Now, I would submit that there is nothing new here, this virus has always had the ability to hospitalize those numbers and kill a significant portion of them. So what would make this virus worse? Perhaps no added lethality is necessary. Perhaps it needs to transmit just a little better:

US News

Their conclusions: The 2009 H1N1 virus is spreading at a rate comparable to the 1957 and 1968 flu pandemics -- the most recent pandemics prior to this year's swine flu -- and to the SARS (Sudden Acute Respiratory Syndrome) outbreak, which surprised the world in 2003.
"Even if flu has a reproduction only a little bit above 1 [in this case 1.5], it has its effect because, in a susceptible population, it can start jumping from person to person within one to two days," said study co-author Dr. Nathaniel Hupert, co-director of Cornell University and Weill Cornell Medical College's joint Institute for Disease and Disaster Preparedness. He is also director of the Centers for Disease Control and Prevention's Preparedness Modeling Unit.
"What that means is, three days later, you've got an additional half a person infected. In three days, each of those new people have infected an additional half person, and it's like compound interest. It's the same calculation that lets you grow $1,000 into a $1 million 20 years later."

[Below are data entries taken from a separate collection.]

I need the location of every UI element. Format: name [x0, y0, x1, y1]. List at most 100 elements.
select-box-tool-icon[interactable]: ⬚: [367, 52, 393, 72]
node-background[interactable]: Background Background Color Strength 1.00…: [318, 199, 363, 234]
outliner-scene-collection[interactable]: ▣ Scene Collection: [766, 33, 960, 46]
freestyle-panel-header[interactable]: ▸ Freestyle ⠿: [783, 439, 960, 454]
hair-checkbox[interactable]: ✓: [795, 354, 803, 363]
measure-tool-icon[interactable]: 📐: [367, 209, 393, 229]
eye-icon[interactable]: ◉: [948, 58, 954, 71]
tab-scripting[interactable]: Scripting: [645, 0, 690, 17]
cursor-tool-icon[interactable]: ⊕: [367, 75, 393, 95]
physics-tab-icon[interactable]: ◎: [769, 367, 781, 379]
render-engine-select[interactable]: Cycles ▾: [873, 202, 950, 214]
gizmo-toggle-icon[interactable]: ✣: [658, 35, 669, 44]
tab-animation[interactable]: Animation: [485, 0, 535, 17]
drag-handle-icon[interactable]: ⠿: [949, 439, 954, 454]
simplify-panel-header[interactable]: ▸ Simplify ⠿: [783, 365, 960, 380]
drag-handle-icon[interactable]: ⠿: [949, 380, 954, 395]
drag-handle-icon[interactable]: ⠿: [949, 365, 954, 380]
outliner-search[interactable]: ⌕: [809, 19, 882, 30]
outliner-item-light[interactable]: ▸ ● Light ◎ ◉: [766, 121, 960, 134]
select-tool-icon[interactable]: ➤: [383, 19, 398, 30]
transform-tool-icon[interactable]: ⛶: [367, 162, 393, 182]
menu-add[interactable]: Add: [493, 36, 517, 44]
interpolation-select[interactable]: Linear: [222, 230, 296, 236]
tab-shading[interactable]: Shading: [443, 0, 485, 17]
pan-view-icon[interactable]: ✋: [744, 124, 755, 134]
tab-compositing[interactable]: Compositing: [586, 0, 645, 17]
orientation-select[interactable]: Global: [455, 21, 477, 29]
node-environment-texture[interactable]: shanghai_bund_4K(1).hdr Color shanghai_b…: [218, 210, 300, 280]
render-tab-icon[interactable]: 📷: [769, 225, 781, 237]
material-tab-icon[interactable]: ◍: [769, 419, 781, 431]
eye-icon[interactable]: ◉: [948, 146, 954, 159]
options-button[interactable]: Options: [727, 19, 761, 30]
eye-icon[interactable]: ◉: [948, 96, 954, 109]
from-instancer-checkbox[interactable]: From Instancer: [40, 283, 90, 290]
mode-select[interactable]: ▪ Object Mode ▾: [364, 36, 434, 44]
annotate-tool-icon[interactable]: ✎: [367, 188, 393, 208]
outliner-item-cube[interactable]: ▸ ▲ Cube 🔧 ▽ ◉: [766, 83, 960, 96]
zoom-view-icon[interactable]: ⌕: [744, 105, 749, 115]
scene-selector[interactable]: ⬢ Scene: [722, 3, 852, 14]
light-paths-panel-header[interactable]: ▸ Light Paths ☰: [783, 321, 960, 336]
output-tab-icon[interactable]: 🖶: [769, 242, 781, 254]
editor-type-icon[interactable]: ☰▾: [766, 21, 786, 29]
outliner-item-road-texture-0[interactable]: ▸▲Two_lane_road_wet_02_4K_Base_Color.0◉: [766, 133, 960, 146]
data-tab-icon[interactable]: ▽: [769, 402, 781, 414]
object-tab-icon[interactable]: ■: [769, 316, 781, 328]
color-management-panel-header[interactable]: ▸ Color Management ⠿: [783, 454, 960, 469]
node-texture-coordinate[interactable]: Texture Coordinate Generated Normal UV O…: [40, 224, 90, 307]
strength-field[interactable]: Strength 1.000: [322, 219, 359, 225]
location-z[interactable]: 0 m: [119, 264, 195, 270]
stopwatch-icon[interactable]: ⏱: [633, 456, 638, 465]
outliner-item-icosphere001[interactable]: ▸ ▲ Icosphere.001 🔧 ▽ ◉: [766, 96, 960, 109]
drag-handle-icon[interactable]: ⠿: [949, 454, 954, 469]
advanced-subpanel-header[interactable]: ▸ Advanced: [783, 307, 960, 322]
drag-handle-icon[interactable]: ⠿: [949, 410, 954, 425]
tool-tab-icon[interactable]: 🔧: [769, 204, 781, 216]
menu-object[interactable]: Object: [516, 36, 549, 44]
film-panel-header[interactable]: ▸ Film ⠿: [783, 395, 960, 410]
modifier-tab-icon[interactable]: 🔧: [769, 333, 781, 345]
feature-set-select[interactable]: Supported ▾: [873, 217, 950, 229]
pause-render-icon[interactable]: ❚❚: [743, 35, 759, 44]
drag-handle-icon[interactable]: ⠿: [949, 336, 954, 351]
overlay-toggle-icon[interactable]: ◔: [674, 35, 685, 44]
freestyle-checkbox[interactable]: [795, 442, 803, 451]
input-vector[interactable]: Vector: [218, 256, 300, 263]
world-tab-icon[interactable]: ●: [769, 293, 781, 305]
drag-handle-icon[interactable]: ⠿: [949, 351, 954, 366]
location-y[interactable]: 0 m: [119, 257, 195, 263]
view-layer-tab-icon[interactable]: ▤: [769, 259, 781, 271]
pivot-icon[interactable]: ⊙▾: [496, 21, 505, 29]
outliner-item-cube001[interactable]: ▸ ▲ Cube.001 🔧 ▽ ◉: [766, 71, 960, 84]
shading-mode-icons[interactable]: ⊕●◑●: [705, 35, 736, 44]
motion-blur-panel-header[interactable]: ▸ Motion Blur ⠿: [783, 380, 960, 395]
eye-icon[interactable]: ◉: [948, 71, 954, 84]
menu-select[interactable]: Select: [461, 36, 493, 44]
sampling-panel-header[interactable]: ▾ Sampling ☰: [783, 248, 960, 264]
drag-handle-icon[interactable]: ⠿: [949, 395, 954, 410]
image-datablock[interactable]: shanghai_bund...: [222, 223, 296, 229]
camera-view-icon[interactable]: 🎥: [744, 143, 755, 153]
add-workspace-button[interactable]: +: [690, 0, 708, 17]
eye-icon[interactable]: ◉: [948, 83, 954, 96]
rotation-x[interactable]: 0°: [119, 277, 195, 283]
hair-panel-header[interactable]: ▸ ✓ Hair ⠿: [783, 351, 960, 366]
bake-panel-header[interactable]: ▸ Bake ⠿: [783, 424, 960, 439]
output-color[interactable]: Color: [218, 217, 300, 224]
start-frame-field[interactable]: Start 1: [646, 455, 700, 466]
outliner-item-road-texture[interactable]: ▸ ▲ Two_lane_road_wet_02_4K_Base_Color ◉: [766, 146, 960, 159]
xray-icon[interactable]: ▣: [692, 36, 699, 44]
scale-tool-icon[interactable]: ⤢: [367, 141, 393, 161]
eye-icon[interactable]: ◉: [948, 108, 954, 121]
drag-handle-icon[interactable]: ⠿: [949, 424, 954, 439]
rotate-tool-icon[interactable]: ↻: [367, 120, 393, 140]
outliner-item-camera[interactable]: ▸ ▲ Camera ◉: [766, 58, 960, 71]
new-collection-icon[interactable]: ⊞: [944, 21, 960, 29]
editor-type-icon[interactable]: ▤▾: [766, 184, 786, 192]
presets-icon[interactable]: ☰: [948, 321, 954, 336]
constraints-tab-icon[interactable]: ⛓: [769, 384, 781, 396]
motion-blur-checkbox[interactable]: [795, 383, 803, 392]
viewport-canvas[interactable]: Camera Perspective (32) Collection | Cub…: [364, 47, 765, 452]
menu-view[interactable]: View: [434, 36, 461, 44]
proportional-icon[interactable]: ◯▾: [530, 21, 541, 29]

Suppose the first wave of 1918 was of such a mild nature, not because of the lethality of the virus, but because it couldn't transmit at a high rate?

Study on Transmission Rates for 1918

Recurrent outbreaks of the avian H5N1 influenza virus in Asia represent a constant global pandemic threat. We characterize and evaluate hypothetical public health measures during the 1918 influenza pandemic in the Canton of Geneva, Switzerland. The transmission rate, the recovery rate, the diagnostic rate, the relative infectiousness of asymptomatic cases, and the proportion of clinical cases are estimated through least-squares fitting of the model to epidemic curve data of the cumulative number of hospital notifications. The latent period and the case fatality proportion are taken from published literature. We determine the variance and identifiability of model parameters via a simulation study. Our epidemic model agrees well with the observed epidemic data. We estimate the basic reproductive number for the spring wave R1;=1.49 (95% CI: 1.45-1.53) and the reproductive number for the fall wave R2;=3.75 (95% CI: 3.57-3.93). In addition, we estimate the clinical reporting for these two waves to be 59.7% (95% CI: 55.7-63.7) and 83% (95% CI: 79-87). We surmise that the lower reporting in the first wave can be explained by a lack of initial awareness of the epidemic and the relative higher severity of the symptoms experienced during the fall wave. We found that effective isolation measures in hospital clinics at best would only ensure control with probability 0.87 while reducing the transmission rate by >76.5% guarantees stopping an epidemic.


This study has the transmission rate for the spring of 1919 at ~1.5, the same as for the 2009 pandemic. With the tremendous increase in transmissibility in the second wave, did the virus really need to be that much more lethal, or would it simply have become obvious?